Aufschrei bleibt aus

Ohnehin gibt es beim LSD-BG das Problem der Durchsetzbarkeit, findet Gagawczuk. „Die Kontrolle obliegt der Finanzpolizei. Die hat am Papier 500 Personen zur Verfügung. In Wirklichkeit sind das aber nur noch 430 Mitarbeiter:innen. Die sind auch für Glücksspiel und NoVA-Kontrollen zuständig.
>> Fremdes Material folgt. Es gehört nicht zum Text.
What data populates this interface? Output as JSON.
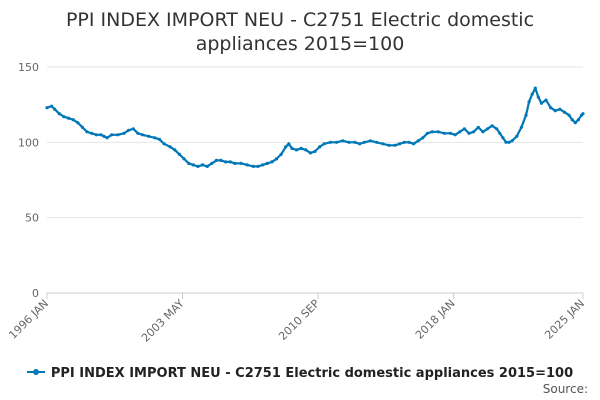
{
  "chart_data": {
    "type": "line",
    "title_line1": "PPI INDEX IMPORT NEU - C2751 Electric domestic",
    "title_line2": "appliances 2015=100",
    "x_tick_labels": [
      "1996 JAN",
      "2003 MAY",
      "2010 SEP",
      "2018 JAN",
      "2025 JAN"
    ],
    "x_tick_months": [
      0,
      88,
      176,
      264,
      348
    ],
    "x_range_months": [
      0,
      348
    ],
    "y_ticks": [
      0,
      50,
      100,
      150
    ],
    "y_tick_labels": [
      "0",
      "50",
      "100",
      "150"
    ],
    "ylim": [
      0,
      150
    ],
    "grid": true,
    "legend_position": "bottom",
    "colors": {
      "series": "#0077b6",
      "grid": "#e6e6e6",
      "axis": "#cccccc",
      "tick_text": "#666666"
    },
    "series": [
      {
        "name": "PPI INDEX IMPORT NEU - C2751 Electric domestic appliances 2015=100",
        "points": [
          [
            0,
            123
          ],
          [
            3,
            124
          ],
          [
            5,
            122
          ],
          [
            8,
            119
          ],
          [
            11,
            117
          ],
          [
            14,
            116
          ],
          [
            17,
            115
          ],
          [
            20,
            113
          ],
          [
            23,
            110
          ],
          [
            26,
            107
          ],
          [
            29,
            106
          ],
          [
            32,
            105
          ],
          [
            35,
            105
          ],
          [
            37,
            104
          ],
          [
            39,
            103
          ],
          [
            42,
            105
          ],
          [
            46,
            105
          ],
          [
            50,
            106
          ],
          [
            53,
            108
          ],
          [
            56,
            109
          ],
          [
            59,
            106
          ],
          [
            62,
            105
          ],
          [
            66,
            104
          ],
          [
            70,
            103
          ],
          [
            73,
            102
          ],
          [
            76,
            99
          ],
          [
            80,
            97
          ],
          [
            83,
            95
          ],
          [
            86,
            92
          ],
          [
            89,
            89
          ],
          [
            92,
            86
          ],
          [
            95,
            85
          ],
          [
            98,
            84
          ],
          [
            101,
            85
          ],
          [
            104,
            84
          ],
          [
            107,
            86
          ],
          [
            110,
            88
          ],
          [
            113,
            88
          ],
          [
            116,
            87
          ],
          [
            119,
            87
          ],
          [
            122,
            86
          ],
          [
            126,
            86
          ],
          [
            130,
            85
          ],
          [
            134,
            84
          ],
          [
            137,
            84
          ],
          [
            140,
            85
          ],
          [
            143,
            86
          ],
          [
            146,
            87
          ],
          [
            149,
            89
          ],
          [
            152,
            92
          ],
          [
            155,
            97
          ],
          [
            157,
            99
          ],
          [
            159,
            96
          ],
          [
            162,
            95
          ],
          [
            165,
            96
          ],
          [
            168,
            95
          ],
          [
            171,
            93
          ],
          [
            174,
            94
          ],
          [
            177,
            97
          ],
          [
            180,
            99
          ],
          [
            184,
            100
          ],
          [
            188,
            100
          ],
          [
            192,
            101
          ],
          [
            196,
            100
          ],
          [
            200,
            100
          ],
          [
            203,
            99
          ],
          [
            206,
            100
          ],
          [
            210,
            101
          ],
          [
            214,
            100
          ],
          [
            218,
            99
          ],
          [
            222,
            98
          ],
          [
            226,
            98
          ],
          [
            229,
            99
          ],
          [
            232,
            100
          ],
          [
            235,
            100
          ],
          [
            238,
            99
          ],
          [
            241,
            101
          ],
          [
            244,
            103
          ],
          [
            247,
            106
          ],
          [
            250,
            107
          ],
          [
            254,
            107
          ],
          [
            258,
            106
          ],
          [
            262,
            106
          ],
          [
            265,
            105
          ],
          [
            268,
            107
          ],
          [
            271,
            109
          ],
          [
            274,
            106
          ],
          [
            277,
            107
          ],
          [
            280,
            110
          ],
          [
            283,
            107
          ],
          [
            286,
            109
          ],
          [
            289,
            111
          ],
          [
            292,
            109
          ],
          [
            294,
            106
          ],
          [
            296,
            103
          ],
          [
            298,
            100
          ],
          [
            300,
            100
          ],
          [
            302,
            101
          ],
          [
            305,
            104
          ],
          [
            308,
            110
          ],
          [
            311,
            118
          ],
          [
            313,
            127
          ],
          [
            315,
            132
          ],
          [
            317,
            136
          ],
          [
            319,
            130
          ],
          [
            321,
            126
          ],
          [
            324,
            128
          ],
          [
            327,
            123
          ],
          [
            330,
            121
          ],
          [
            333,
            122
          ],
          [
            336,
            120
          ],
          [
            339,
            118
          ],
          [
            341,
            115
          ],
          [
            343,
            113
          ],
          [
            345,
            115
          ],
          [
            347,
            118
          ],
          [
            348,
            119
          ]
        ]
      }
    ]
  },
  "source_label": "Source:"
}
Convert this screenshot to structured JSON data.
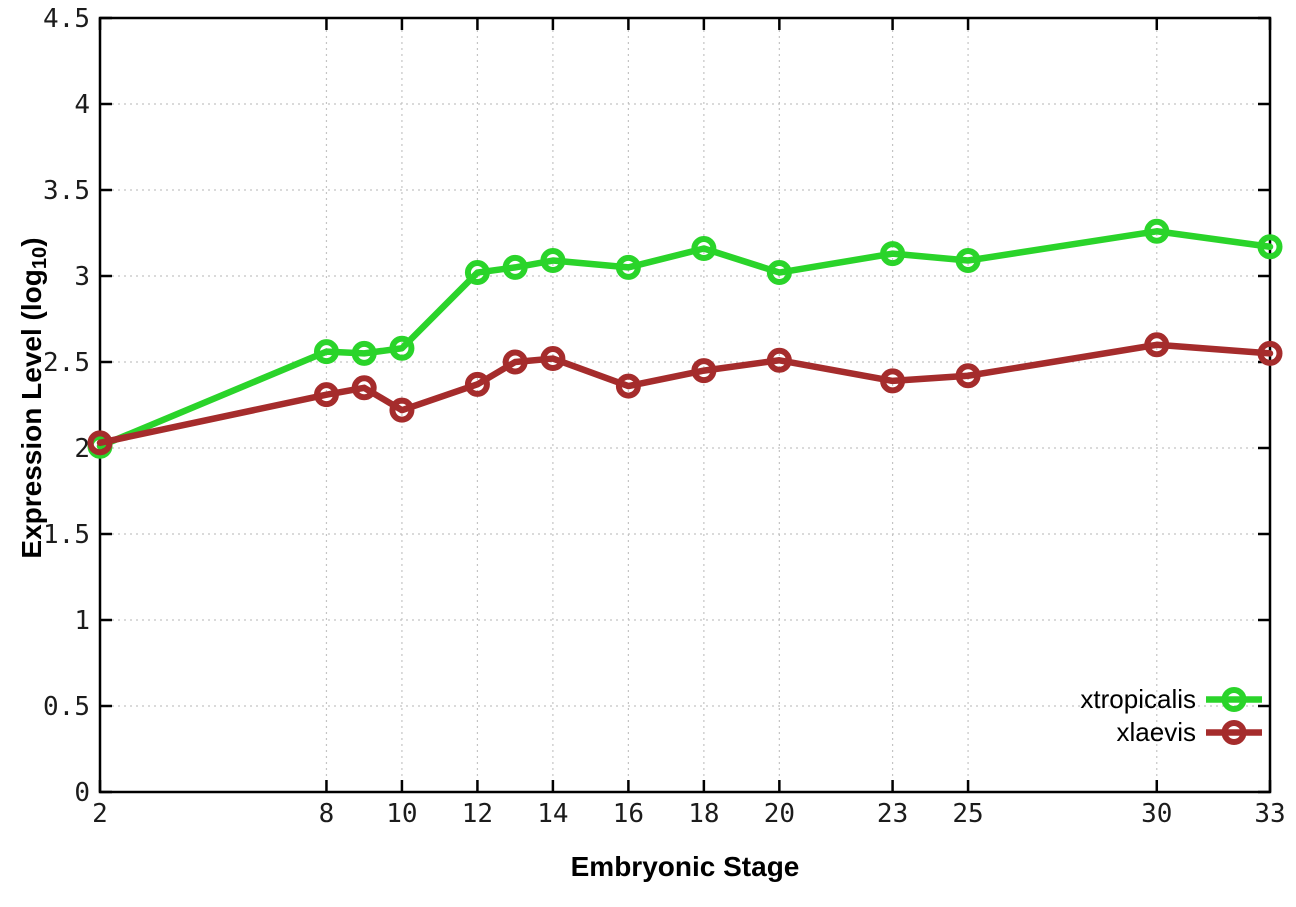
{
  "chart_data": {
    "type": "line",
    "title": "",
    "xlabel": "Embryonic Stage",
    "ylabel": "Expression Level (log10)",
    "ylabel_parts": {
      "prefix": "Expression Level (log",
      "subscript": "10",
      "suffix": ")"
    },
    "x": [
      2,
      8,
      9,
      10,
      12,
      13,
      14,
      16,
      18,
      20,
      23,
      25,
      30,
      33
    ],
    "x_tick_labels": [
      "2",
      "8",
      "10",
      "12",
      "14",
      "16",
      "18",
      "20",
      "23",
      "25",
      "30",
      "33"
    ],
    "x_tick_values": [
      2,
      8,
      10,
      12,
      14,
      16,
      18,
      20,
      23,
      25,
      30,
      33
    ],
    "y_tick_labels": [
      "0",
      "0.5",
      "1",
      "1.5",
      "2",
      "2.5",
      "3",
      "3.5",
      "4",
      "4.5"
    ],
    "y_tick_values": [
      0,
      0.5,
      1,
      1.5,
      2,
      2.5,
      3,
      3.5,
      4,
      4.5
    ],
    "xlim": [
      2,
      33
    ],
    "ylim": [
      0,
      4.5
    ],
    "grid": true,
    "grid_style": "dotted",
    "marker": "open-circle",
    "legend_position": "bottom-right",
    "series": [
      {
        "name": "xtropicalis",
        "color": "#2ad42a",
        "values": [
          2.01,
          2.56,
          2.55,
          2.58,
          3.02,
          3.05,
          3.09,
          3.05,
          3.16,
          3.02,
          3.13,
          3.09,
          3.26,
          3.17
        ]
      },
      {
        "name": "xlaevis",
        "color": "#a52c2c",
        "values": [
          2.03,
          2.31,
          2.35,
          2.22,
          2.37,
          2.5,
          2.52,
          2.36,
          2.45,
          2.51,
          2.39,
          2.42,
          2.6,
          2.55
        ]
      }
    ],
    "colors": {
      "border": "#000000",
      "grid": "#c4c4c4",
      "tick_text": "#1c1c1c",
      "background": "#ffffff"
    }
  }
}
Das heißt, sie können nur einen Bruchteil kontrollieren.“ Insgesamt könnten Arbeitgeber:innen damit kalkulieren, dass sich Sozialdumping für sie auszahle. „Um dem entgegenzuwirken, braucht es eine Aufstockung auf 1.000 Personen bei der Finanzpolizei.“ Und eine wesentlich stärkere Gesetzgebung, die nun aber, fast ohne größeren gesellschaftlichen Aufschrei, massiv aufgeweicht worden ist.